Finale Review: Severance, "The We We Are" | Season 1, Episode 9
Forty minutes of pure adrenaline create a thrilling conclusion, so long as you don't expect much in the way of answers
[In addition to this review, I was also able to chat about the finale with friend of the Substack David Chen on his YouTube channel, which you can watch/listen to here.]
As a televisual experience, “The We We Are” is thrilling. Often wordless, it embodies the ticking clock on the Overtime Contingency: Dylan’s outstretched arms won’t hold forever, and with each passing moment the soundtrack grows louder, the show’s theme song building to a crescendo as each of the “Innies” reaches a pivotal moment of discovery in their time “above ground.” At less than forty minutes, the finale plays more as an extended scene than an episode, embedding us in this first—and maybe last—gasp at freedom for our heroes.

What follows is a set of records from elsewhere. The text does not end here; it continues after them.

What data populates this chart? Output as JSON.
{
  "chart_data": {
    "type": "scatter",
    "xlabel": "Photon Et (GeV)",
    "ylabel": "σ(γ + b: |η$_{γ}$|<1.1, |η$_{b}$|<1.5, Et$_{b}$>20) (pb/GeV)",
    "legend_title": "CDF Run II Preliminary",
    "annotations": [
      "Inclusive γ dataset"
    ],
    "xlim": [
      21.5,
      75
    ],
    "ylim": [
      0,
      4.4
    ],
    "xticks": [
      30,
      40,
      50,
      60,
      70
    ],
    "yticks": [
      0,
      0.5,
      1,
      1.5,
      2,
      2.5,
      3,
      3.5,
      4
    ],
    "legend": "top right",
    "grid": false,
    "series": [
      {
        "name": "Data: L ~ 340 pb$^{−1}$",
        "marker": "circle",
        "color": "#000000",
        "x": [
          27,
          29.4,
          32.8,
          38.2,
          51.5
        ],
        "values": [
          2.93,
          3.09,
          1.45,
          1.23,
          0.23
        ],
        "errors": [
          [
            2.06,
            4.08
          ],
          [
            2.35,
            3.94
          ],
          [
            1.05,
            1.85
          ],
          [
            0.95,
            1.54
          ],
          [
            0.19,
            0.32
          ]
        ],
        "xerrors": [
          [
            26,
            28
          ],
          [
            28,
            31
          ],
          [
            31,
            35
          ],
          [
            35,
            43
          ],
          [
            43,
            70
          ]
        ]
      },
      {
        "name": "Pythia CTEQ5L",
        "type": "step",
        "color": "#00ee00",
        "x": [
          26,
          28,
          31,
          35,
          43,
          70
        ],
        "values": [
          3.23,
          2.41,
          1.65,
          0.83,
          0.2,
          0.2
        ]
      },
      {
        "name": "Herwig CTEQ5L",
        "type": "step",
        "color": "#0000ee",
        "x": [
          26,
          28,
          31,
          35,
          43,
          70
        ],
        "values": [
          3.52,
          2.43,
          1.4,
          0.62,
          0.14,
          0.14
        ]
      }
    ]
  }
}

However, as a finale to Severance’s first season, “The We We Are” feels self-limiting, and points to the challenge of calculating the number of revelations necessary to sustain a “mystery show” as it moves forward. It specifically embodies the trend of streaming shows that treat the entire first season as a pilot, taking nine episodes to get to where a traditional broadcast pilot would have historically tried to get in an hour. By the end of this thrilling forty minutes of television, we’re no closer to learning what’s really going on at Lumon: we just have a better understanding of how we might get the answers we seek when the show returns for a (now confirmed) second season.
Skeptical as I am of the 7-hour pilot, though, I left the first season of Severance feeling like this is the best possible execution of it, and the limitations placed on “The We We Are” nonetheless create something that lifts the stories that came before it. It probably needed a few more substantive insights into what’s really happening on the severed floor to fully satisfy my narrative expectations, but its close focus on characterization and in the collective “we” of its title foreground character development in a context where these “people” are truly developing and growing before our eyes. I don’t know that I’m fully onboard with where the worldbuilding of Severance lands in this finale, but I’m excited about how it awakens and reorients its characters, and that has me excited for a second season so long as we’ve moved past the stage of half-reveals by then.